Cattrall is sadly endearing as the damaged Monica, living in a trailer park and struggling with substance abuse while attempting to pay her bills and wrest custody of her daughter from her abusive ex husband. Teenage dork Tobe Hulbert (Dustin Ingram), a Napoleon Dynamite look-alike and avid fan of Ms. Velour’s cheesy oeuvre, discovers that Monica is performing at a club in the Indiana heartland close to where a potential buyer for his kitschy hot dog van lives, and sets out on a road trip to see the woman of his dreams in the flesh.
Ingram and Cattrall have sweet chemistry, but are let down by the story’s predictability and the film’s inability to reconcile its affection for the silliness and seeming naïveté of vintage porn with the industry’s horrible treatment of women generally and Monica specifically. By the time Tobe sets off in his van to see Monica, it’s frustratingly easy to predict every beat of the narrative and the film’s likely conclusion, which feels like a curious miscalculation.

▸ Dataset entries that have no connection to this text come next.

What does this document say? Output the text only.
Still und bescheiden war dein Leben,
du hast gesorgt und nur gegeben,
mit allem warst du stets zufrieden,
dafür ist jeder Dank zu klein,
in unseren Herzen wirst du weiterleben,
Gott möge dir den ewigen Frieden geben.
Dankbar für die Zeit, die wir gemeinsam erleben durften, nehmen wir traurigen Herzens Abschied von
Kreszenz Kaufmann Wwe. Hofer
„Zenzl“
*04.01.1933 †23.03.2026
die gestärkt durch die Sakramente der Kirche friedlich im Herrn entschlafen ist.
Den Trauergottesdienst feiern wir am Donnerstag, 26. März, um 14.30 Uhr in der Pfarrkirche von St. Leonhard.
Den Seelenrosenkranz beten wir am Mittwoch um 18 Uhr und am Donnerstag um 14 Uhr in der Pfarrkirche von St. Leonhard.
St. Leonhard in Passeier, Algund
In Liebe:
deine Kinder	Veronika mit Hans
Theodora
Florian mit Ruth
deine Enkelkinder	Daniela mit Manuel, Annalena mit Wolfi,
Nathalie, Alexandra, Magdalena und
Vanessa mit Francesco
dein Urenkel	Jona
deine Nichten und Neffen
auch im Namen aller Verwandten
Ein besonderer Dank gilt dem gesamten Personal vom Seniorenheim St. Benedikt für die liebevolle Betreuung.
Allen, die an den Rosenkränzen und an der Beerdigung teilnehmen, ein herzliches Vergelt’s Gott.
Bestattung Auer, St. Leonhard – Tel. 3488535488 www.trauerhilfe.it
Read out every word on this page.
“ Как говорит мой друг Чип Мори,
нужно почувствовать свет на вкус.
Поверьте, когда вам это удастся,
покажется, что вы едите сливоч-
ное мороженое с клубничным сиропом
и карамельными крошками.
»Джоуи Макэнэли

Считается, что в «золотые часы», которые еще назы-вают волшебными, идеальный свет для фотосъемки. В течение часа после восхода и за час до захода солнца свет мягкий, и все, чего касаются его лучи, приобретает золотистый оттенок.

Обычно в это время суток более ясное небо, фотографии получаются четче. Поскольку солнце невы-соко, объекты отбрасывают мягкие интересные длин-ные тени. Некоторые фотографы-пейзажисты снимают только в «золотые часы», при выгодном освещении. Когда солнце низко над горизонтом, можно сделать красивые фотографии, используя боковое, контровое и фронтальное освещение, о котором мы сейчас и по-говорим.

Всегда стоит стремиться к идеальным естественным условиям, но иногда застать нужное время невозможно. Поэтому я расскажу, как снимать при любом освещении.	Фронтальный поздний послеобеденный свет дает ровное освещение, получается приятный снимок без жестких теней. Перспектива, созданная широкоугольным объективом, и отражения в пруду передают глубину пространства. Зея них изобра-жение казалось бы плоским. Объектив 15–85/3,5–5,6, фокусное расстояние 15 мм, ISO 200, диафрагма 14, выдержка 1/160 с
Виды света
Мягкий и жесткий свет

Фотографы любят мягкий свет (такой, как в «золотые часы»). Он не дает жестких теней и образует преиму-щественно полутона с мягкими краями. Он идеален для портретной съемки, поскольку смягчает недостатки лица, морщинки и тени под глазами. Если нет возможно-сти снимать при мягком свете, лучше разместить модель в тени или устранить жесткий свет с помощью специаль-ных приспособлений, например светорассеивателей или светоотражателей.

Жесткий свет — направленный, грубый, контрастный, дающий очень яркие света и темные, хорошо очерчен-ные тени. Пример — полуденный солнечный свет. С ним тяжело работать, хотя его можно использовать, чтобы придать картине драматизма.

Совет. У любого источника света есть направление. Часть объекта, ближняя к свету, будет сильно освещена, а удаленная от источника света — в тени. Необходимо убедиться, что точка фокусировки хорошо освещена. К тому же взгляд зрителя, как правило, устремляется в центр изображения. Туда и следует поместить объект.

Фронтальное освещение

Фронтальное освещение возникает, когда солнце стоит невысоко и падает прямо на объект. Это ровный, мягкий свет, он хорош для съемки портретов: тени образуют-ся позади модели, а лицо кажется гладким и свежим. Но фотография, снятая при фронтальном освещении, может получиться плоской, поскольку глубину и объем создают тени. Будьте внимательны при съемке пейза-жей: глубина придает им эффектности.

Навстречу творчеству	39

The film makes clear that Monica has been used, abused and abandoned, so it’s a bit puzzling as to why the writer-director opted to graft this gritty, almost tragic character into a hackneyed story of sexual awakening and redemption other than to try and make a palatable film about an uncomfortable subject. A bit more bite and a lot less sugar coating (without going so far as to turn Meet Monica Velour into something horribly dark) would have made for a more powerful and less diluted film.